Was ist der nasciturus? Ist dieser erbfähig?

A

Als nasciturus bezeichnet man die Leibesfrucht. Das gezeugte, aber noch ungeborene Kind ist erbfähig, § 1923 Abs. 2 BGB. Die Vorschrift bildet eine Ausnahme zu § 1 BGB.

17
Q

Wie unterscheiden sich “Grundsatz” und “Dogma”?

A

Ein Grundsatz kennt immer Ausnahmen. Keine Ausnahmen kennt das Dogma (z. B. das Dogma der Unantastbarkeit der Menschenwürde).

18
Q

Was ist der Unterschied zwischen einem gerichtlichen Beschluss und einem Urteil?

A

Bei einem Urteil ist eine mündliche Verhandlung regelmäßig vorgesehen. Nur durch besondere Ausnahmeregelungen kann von einer mündlichen Verhandlung abgesehen werden (z.
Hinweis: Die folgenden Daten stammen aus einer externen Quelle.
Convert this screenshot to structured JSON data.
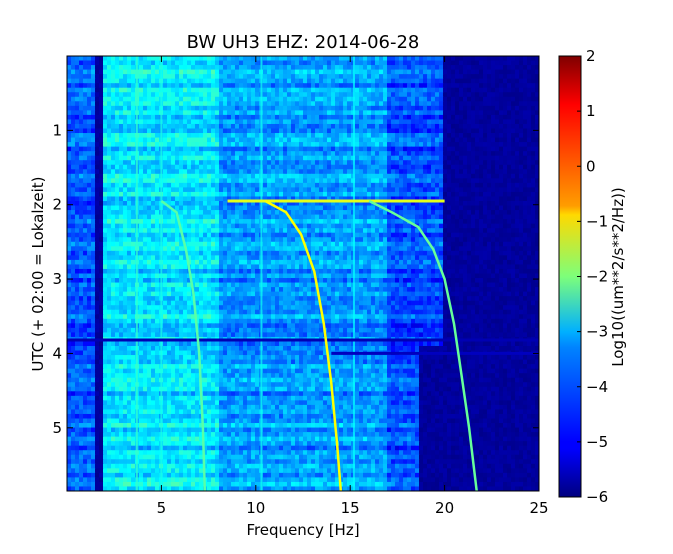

B. das schriftliche Verfahren im Zivilprozess, vgl. § 128 Abs. 2 ZPO). Bei einem Beschluss verhält es sich genau umgekehrt. Grundsätzlich gibt es keine mündliche Verhandlung. Sofern gesetzlich vorgesehen, kann allerdings eine mündliche Verhandlung auch als Basis für einen Beschluss dienen (vgl. etwa § 926 Abs. 1 ZPO für das Arrestverfahren).

19
Q

Welche Möglichkeiten sieht die ZPO vor um auch in Pandemiezeiten eine Verhandlung ohne Anwesenheit der Beteiligten zu ermöglichen?

A

Nach § 128a ZPO besteht die Möglichkeit, auf Antrag oder vom Amtswegen Verhandlungen im Wege der Bild- und Tonübertragung zu führen. Die Verwaltungsgerichtsordnung sieht mit § 102a VwGO eine deckungsleiche Vorschrift vor.

20
Q

Wo ist der Bundespräsident als Zeuge zu vernehmen?

A

Im Zivilprozess erfolgt die Zeugenvernehmung des Bundespräsidenten gemäß § 375 Abs. 2 ZPO in seiner Wohnung. Diese Vorgabe findet entsprechend gem. § 173 S. 1 VwGO auch im Verwaltungsprozess Anwendung. Das gleiche gilt gemäß § 49 StPO auch im Strafprozess.

21
Q

Welchen Funktionen dient das Schmerzensgeld?

A

Nach dem BGH verfolgt das Schmerzensgeld i. S. d. § 253 Abs. 2 BGB eine doppelte Zielsetzung: es soll dem Geschädigten einen angemessenen Ausgleich für diejenigen Schäden bieten, die nicht vermögensrechtlicher Art sind, und zugleich dem Gedanken Rechnung tragen, dass der Schädiger dem Geschädigten Genugtuung schuldet für das, was er ihm angetan hat. Eine Straffunktion, wie sie im anglo-amerikanischen Recht üblich ist, verfolgt § 253 Abs.2 BGB dagegen nicht.

22
Q

Was ist Interessenjurisprudenz in Abgrenzung zur Begriffsjurisprudenz?

A

Begriffsjurisprudenz meint eine methodenrechtliche Vorgehensweise des 19. Jahrhunderts. Der Begriff als solcher wurde abwertend von Rudolph von Jhering geprägt. Grundlage eines Vorgehens nach der Begriffsjurisprudenz ist die Anwendung vermeintlich logischer Subsumtionsmethoden. Der Wortlaut des Gesetzes stellt demnach ein lückenloses und widerspruchsfreies System dar, welches durch den Rechtsanwender nicht verbogen werden darf. Für eine richterliche Rechtsfortbildung lässt die Begriffsjurisprudenz - auch bei Vorliegen von Wertungswidersprüchen - keinen Raum. Ein solches Vorgehen wurde weitgehend von Georg Friedrich Puchta gefordert. Schlagwortartig fasste dessen Lehrer Savigny die Begriffsjurisprudenz deshalb als ein „Rechnen mit Begriffen“ zusammen.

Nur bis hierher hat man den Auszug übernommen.